For starters, any gasoline left in the mower is likely to deteriorate -- become thick and gummy -- by next spring.
"That's why servicing your mower before storing it has to include draining the gas tank or running the motor until it's out of gas. Or, you can treat the gas with a stabilizer and then run the engine long enough to burn up and replace the untreated gas that was left in the carburetor bowl," he said. "Then, while the engine is warm, you might as well change the oil, too."
For lawn equipment with a battery, pre-storage service also should include cleaning the battery terminals as they usually corrode during the mowing season.
He recommends removing the spark plug and lubricating the mower's cylinder by putting a few drops of oil inside the spark plug hole. (For safety's sake, replacing the spark plug should be among the last fall maintenance tasks.)

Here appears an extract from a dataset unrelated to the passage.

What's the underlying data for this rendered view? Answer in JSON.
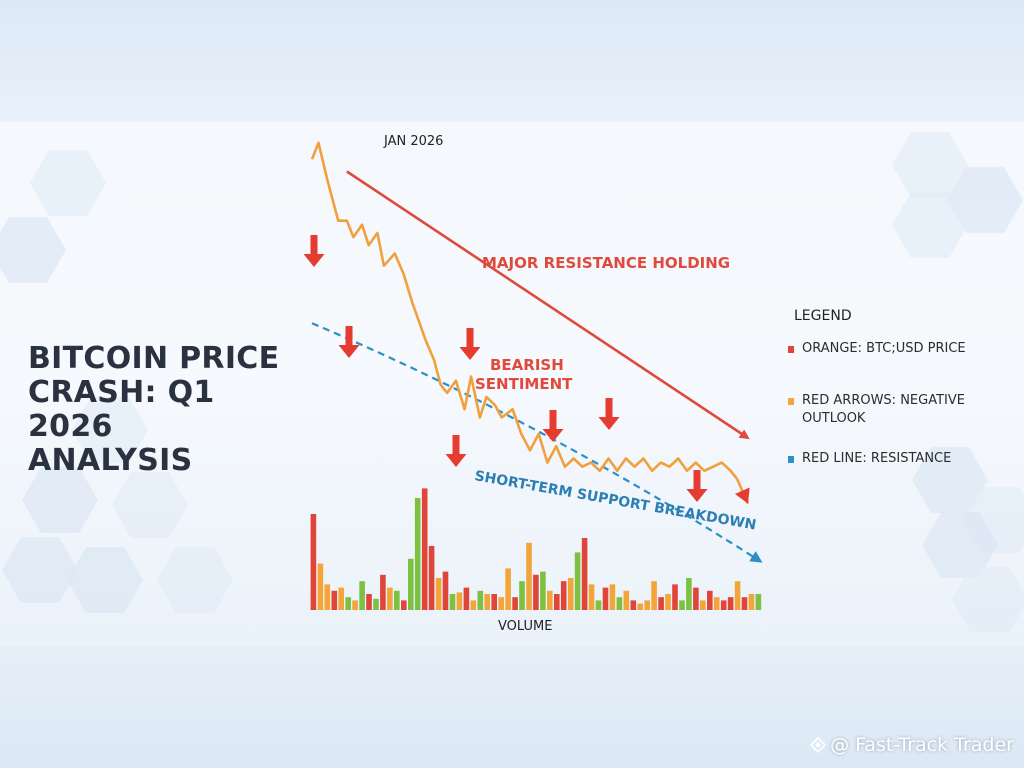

"These chores are the minimum," Upham said. "I've found it's a good practice, though, to go ahead and ensure everything is in good working order, too. That generally requires you to review the owner's manual. But it can really reduce the time losses and frustration caused by poorly performing equipment when our next hectic spring rolls around."
He begins the additional maintenance by checking the manual and getting the dirtiest chore out of the way --cleaning the mower deck. Typically, manufacturers recommend doing this twice a year. "And, if you want to make cleaning easier the next time, you can follow up by spraying your clean, dry deck surface with vegetable oil."
While the deck is exposed is also a good time to consider whether the blades need to be replaced or sharpened.
Upham said other late-fall maintenance can include what's needed among the following:
* Check all nuts and bolts to ensure that vibration hasn't shaken them loose.
* Inspect the entire length of belts and replace any that look worn or torn.
* Inspect the pull-cord leading into the flywheel casing or inspect the electric power cord, if appropriate. Replace if either is frayed, cut or cracked.
* Check air filter for buildups or blockages.
* Lubricate parts as recommended by your owner's manual.
* Clean and replace the spark plug.
"This kind of check-up can make a big difference in how early and how easily you get started next spring. It can affect how many problems you develop through the growing season. It can even have an impact on the life of your mower," Upham said. "It takes a little time, particularly if you've never done it before. But it's well worth the investment."